Saat Aku melintasi landasan dengan Izzy, dia melontarkan pertanyaan di telinga ku, Aku memeluk Ryan Paulio yang berusia dua belas tahun yang semakin mirip ayahnya setiap tahun. "Kamu menghindari masalah?" tanyaku sambil mengacak-acak rambut Ryan.

"Tidak!" Izzy menjawab untuknya dan Ryan benar-benar tersipu. "Dia menyukai seorang gadis," Izzy mengumumkandan Ryan yang malang dan tampak malu.

Aku terkekeh dan memukul tinjunya dengan tinjuku. "Bagus," kataku.

"Kami hanya berteman," kata Ryan malu-malu.

"Hu.. uh," kata Izzy, yang membuat rona merah Ryan bertambah besar.

"Itu isyarat buatku," kata Daniel Paulio sambil mengulurkan tangan dan memeluk Izzy.
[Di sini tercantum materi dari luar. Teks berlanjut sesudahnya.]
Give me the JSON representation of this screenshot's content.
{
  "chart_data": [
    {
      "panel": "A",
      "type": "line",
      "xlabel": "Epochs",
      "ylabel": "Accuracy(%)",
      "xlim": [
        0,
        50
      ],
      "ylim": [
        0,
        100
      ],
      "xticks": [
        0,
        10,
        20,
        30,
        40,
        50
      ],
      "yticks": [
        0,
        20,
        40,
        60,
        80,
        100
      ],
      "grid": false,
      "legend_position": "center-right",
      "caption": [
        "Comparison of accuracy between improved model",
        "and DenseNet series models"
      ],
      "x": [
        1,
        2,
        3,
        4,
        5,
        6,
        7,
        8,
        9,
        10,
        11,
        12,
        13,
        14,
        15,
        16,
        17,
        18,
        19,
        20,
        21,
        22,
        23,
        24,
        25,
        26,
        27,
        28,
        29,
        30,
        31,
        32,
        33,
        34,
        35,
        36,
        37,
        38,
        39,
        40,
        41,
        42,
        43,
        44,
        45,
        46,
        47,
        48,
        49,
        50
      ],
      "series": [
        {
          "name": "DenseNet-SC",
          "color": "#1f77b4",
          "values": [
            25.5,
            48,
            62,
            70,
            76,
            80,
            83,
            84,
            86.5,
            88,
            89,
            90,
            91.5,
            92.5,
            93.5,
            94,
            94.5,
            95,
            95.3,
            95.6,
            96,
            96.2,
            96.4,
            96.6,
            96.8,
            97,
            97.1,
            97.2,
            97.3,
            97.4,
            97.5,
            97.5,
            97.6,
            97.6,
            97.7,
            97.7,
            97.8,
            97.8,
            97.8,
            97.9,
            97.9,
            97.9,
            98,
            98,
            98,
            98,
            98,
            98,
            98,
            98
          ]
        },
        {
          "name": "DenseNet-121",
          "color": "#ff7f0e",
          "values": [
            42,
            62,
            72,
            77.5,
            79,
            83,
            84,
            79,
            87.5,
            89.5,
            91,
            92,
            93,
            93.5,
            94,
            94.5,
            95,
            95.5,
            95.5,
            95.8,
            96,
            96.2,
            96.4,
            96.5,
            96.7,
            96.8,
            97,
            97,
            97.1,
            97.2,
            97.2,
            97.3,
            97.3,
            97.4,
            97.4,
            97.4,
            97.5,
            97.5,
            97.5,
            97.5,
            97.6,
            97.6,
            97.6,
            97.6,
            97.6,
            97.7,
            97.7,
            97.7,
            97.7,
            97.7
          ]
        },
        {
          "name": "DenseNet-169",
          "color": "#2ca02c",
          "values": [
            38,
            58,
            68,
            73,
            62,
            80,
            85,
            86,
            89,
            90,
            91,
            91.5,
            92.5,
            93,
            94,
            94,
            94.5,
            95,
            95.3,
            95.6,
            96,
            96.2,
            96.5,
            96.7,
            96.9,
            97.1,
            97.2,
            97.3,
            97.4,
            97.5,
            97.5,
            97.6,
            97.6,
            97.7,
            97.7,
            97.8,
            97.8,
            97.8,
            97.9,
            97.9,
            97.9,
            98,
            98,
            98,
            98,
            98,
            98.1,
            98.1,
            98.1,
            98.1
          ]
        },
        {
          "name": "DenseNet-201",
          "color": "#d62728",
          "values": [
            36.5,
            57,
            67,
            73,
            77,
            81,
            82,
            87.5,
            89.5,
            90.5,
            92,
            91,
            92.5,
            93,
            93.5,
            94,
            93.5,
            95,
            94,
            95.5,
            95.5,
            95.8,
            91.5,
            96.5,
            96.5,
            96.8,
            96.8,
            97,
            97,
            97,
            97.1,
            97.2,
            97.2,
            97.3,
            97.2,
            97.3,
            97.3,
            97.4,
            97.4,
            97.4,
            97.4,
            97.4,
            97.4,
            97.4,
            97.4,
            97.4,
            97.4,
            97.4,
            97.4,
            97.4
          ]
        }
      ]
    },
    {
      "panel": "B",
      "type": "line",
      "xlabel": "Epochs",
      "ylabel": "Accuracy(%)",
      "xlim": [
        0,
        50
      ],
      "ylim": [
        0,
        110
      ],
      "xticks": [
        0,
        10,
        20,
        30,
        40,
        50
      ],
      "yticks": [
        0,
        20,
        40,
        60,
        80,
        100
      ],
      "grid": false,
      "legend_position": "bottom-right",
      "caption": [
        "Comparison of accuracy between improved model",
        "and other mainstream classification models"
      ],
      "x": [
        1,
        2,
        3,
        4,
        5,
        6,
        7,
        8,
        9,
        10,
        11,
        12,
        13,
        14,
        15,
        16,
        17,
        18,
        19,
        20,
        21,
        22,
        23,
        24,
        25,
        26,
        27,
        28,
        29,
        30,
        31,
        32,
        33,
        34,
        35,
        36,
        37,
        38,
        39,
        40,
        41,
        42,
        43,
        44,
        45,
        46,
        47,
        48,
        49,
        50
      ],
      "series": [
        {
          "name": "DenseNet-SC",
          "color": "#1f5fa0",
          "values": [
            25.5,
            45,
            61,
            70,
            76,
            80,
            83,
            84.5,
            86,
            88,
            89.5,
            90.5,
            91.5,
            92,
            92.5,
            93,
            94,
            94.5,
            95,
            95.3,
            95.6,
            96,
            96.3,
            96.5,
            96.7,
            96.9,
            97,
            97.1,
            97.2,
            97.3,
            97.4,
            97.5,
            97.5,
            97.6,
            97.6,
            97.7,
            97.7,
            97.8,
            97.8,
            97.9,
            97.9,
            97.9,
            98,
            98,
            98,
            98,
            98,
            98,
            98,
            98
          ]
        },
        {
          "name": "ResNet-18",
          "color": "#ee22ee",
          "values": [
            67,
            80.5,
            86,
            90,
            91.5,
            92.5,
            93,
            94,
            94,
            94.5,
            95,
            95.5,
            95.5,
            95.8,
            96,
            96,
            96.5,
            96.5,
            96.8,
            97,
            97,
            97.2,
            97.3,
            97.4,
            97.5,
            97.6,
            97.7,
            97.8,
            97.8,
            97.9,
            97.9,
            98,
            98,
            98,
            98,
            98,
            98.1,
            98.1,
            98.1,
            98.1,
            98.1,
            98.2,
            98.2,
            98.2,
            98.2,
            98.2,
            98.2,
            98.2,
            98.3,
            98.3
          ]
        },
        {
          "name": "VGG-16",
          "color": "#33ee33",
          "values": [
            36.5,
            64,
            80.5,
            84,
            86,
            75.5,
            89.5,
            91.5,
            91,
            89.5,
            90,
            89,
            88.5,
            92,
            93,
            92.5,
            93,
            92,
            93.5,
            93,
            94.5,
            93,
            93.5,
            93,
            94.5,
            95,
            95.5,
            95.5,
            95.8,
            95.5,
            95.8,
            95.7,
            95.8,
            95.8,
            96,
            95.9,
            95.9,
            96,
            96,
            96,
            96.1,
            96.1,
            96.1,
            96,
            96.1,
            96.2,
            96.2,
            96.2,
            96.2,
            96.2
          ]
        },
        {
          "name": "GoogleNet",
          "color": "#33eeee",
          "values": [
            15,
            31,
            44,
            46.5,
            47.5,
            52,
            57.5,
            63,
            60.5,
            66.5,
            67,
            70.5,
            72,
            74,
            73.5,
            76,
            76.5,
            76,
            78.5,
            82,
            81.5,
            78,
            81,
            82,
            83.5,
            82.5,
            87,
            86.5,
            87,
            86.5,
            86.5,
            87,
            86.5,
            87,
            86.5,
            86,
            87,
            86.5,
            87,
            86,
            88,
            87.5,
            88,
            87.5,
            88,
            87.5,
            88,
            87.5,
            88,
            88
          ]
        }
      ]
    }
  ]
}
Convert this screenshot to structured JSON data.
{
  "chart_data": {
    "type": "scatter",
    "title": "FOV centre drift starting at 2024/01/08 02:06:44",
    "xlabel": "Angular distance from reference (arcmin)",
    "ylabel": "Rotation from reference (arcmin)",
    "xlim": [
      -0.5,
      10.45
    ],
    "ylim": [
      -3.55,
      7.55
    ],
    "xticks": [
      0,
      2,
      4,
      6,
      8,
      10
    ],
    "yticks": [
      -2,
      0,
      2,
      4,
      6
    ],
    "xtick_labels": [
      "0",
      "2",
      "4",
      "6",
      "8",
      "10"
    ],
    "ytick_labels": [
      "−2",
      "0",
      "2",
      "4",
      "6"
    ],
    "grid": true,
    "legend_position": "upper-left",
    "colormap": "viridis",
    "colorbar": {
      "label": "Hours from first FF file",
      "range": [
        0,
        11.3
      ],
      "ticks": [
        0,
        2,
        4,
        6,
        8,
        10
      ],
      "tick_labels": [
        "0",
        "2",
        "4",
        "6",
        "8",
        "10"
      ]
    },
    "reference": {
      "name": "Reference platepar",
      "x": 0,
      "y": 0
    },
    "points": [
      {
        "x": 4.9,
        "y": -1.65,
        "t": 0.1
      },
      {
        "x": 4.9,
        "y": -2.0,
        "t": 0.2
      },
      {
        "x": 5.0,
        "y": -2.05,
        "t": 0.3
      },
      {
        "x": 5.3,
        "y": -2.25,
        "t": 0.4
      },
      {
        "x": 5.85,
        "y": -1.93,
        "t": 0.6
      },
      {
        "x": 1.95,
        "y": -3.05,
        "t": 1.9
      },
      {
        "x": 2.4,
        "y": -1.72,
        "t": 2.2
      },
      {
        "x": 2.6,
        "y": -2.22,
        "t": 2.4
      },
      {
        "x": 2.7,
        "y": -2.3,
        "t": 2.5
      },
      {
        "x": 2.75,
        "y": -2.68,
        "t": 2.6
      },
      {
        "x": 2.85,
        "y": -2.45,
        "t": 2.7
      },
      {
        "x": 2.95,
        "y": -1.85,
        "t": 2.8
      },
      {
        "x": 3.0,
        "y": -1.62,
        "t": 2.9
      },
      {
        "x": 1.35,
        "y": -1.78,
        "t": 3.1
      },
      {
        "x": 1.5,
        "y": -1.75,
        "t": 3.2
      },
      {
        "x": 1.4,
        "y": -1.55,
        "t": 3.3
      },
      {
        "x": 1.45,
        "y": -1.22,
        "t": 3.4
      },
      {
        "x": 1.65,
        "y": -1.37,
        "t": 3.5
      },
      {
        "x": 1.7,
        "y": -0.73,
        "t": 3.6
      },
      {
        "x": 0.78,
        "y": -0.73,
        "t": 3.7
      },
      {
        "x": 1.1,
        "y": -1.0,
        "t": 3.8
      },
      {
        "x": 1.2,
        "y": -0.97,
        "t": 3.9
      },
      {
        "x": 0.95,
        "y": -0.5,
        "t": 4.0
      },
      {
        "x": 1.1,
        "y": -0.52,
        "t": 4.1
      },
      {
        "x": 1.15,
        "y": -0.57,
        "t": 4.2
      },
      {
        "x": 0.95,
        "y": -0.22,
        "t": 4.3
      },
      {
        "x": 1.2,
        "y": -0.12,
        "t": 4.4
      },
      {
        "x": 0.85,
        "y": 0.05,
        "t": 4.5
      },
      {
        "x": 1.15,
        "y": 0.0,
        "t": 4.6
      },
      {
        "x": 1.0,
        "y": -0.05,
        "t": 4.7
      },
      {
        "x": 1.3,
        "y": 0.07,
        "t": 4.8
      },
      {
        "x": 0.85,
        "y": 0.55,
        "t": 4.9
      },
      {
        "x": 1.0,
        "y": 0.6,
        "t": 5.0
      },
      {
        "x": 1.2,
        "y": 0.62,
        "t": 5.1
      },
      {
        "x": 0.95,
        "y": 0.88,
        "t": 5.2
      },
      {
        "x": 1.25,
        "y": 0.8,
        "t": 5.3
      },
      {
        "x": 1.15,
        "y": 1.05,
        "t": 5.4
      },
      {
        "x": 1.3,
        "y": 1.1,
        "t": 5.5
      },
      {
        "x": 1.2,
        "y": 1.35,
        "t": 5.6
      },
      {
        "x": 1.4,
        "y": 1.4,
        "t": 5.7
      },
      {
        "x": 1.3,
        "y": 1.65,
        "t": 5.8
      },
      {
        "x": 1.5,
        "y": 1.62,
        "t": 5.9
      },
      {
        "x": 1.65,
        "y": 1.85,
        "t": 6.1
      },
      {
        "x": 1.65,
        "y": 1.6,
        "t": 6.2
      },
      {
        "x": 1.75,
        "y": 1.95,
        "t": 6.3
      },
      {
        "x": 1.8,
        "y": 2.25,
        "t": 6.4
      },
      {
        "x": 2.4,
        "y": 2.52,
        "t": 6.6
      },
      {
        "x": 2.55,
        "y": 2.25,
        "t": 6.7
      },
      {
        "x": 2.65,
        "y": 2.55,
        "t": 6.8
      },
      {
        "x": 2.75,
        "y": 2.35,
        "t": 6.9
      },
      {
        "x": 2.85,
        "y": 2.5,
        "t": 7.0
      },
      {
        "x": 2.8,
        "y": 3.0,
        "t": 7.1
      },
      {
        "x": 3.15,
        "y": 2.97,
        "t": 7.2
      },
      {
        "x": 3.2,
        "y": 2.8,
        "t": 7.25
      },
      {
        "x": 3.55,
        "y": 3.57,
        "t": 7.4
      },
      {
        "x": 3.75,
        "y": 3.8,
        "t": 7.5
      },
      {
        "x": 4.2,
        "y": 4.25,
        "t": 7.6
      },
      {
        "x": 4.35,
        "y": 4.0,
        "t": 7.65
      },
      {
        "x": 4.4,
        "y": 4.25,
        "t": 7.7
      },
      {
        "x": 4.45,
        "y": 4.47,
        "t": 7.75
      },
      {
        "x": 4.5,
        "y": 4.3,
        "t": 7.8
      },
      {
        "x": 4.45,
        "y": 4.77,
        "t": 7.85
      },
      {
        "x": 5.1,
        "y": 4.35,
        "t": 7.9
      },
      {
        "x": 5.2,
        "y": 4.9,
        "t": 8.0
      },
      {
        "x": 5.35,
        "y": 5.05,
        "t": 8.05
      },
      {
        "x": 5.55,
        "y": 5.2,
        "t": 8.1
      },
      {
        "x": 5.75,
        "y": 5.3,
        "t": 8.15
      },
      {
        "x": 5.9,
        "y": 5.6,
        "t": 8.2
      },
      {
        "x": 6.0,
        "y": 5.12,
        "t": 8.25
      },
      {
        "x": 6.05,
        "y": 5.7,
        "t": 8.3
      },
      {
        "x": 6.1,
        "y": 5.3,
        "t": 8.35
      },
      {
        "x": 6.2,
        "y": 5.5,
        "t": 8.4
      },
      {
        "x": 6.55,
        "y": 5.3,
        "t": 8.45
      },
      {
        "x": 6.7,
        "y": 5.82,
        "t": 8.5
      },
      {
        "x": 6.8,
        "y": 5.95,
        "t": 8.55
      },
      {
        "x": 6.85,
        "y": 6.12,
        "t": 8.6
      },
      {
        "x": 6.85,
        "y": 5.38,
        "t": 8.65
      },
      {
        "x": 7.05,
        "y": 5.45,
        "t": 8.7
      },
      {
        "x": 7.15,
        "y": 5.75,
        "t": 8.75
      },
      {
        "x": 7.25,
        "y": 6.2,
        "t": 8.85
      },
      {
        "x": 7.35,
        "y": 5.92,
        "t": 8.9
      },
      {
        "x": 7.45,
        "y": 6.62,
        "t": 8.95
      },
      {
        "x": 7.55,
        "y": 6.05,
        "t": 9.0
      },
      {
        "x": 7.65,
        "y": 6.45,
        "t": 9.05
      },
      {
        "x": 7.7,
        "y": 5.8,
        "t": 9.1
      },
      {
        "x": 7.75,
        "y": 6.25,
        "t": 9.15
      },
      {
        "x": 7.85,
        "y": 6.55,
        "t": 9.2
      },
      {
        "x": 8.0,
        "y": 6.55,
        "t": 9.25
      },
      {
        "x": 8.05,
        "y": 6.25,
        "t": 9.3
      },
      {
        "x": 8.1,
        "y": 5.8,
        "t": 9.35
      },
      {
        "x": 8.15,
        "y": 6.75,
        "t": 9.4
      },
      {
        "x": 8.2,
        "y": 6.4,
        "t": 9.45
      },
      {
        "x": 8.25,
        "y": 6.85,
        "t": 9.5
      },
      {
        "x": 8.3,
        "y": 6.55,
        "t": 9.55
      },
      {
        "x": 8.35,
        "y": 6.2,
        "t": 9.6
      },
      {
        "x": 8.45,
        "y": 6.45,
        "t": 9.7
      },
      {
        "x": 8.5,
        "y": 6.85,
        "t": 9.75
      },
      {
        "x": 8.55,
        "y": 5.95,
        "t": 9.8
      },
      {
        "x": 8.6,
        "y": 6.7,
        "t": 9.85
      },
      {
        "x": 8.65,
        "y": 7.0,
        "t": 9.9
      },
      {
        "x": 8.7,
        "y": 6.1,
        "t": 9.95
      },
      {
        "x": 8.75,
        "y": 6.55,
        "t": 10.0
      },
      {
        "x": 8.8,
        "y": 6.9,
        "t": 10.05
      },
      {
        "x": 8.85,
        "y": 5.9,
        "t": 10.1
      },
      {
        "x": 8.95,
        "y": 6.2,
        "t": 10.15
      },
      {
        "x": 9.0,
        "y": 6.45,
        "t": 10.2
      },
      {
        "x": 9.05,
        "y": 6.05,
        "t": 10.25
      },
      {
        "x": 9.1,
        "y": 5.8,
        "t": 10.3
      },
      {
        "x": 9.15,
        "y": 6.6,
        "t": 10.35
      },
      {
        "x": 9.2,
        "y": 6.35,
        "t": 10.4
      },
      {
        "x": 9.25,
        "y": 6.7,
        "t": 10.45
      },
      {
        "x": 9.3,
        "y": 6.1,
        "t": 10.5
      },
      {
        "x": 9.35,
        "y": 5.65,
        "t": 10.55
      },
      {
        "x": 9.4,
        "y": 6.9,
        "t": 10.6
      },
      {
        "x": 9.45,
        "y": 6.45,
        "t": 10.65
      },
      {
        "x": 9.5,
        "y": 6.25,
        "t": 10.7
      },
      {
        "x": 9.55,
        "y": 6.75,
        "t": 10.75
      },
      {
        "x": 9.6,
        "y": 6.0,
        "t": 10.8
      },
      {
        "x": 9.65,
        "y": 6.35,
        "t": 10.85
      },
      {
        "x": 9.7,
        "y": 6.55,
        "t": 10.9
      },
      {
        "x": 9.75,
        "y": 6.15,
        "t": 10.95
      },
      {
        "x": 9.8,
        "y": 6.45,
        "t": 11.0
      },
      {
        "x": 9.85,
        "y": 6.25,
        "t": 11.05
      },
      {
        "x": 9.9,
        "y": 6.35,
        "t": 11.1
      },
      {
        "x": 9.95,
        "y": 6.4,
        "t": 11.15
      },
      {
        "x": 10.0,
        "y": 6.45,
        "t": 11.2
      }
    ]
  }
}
Kemudian lengannya yang besar melingkari tubuhku dan meskipun kami hampir sama tingginya, aku tidak bisa tidak merasakan kehangatan menyebar melaluiku pada kontak tersebut. Pria ini tidak hanya mengubah hidup Casey menjadi lebih baik, dia juga melakukan hal yang sama untukku dan dia melangkah lebih jauh dan menjadi ayah pengganti. "Selamat datang di rumah, Julio," kata Daniel lembut di telingaku.

Aku mendapati diri ku diliputi sebuah emosi, jadi alih-alih menjawab, Aku hanya memeluknya lebih erat. Tapi begitu aku mengalihkan perhatianku ke Casey, aku kehilangan hal itu dan mulai menangis saat aku menariknya ke pelukanku. Fakta bahwa lengannya yang ramping melingkari leherku seperti catok membuatku memejamkan mata, karena itu adalah sesuatu yang tidak akan pernah kubiasakan. Selama tiga tahun Casey dan aku berlari bersama, dia jarang memelukku dan pada beberapa kesempatan aku menyentuhnya dalam upaya untuk memberikan kenyamanan, dia selalu tersentak dan menarik diri. Tapi entah bagaimana Daniel telah memperbaikinya juga.

Pada saat Casey akhirnya melepaskanku, kami berdua berantakan dan dia langsung tertawa lalu mengulurkan tangan untuk menyeka wajahku dengan ujung lengan bajunya sebelum melakukan hal yang sama pada miliknya. Aku sementara itu, membiarkan mataku jatuh ke benjolan bayinya yang sangat menonjol. Aku mengangkatnya kembali untuk bertemu dengannya saat aku membiarkan salah satu tanganku bertumpu pada perutnya, tapi tak satu pun dari kami berbicara. Kami tidak perlu melakukannya. Kami berdua tahu bahwa kami sangat beruntung berakhir di sini, di tempat ini. Bekas luka yang bisa kurasakan melalui kain tipis kemejanya adalah pengingat betapa aku hampir kehilangannya dan sedikit gerakan di telapak tanganku adalah bukti bahwa dia telah menemukan kehidupan yang seharusnya dia miliki.

Sekarang… Aku hanya bisa mencari cara untuk melakukan hal yang sama.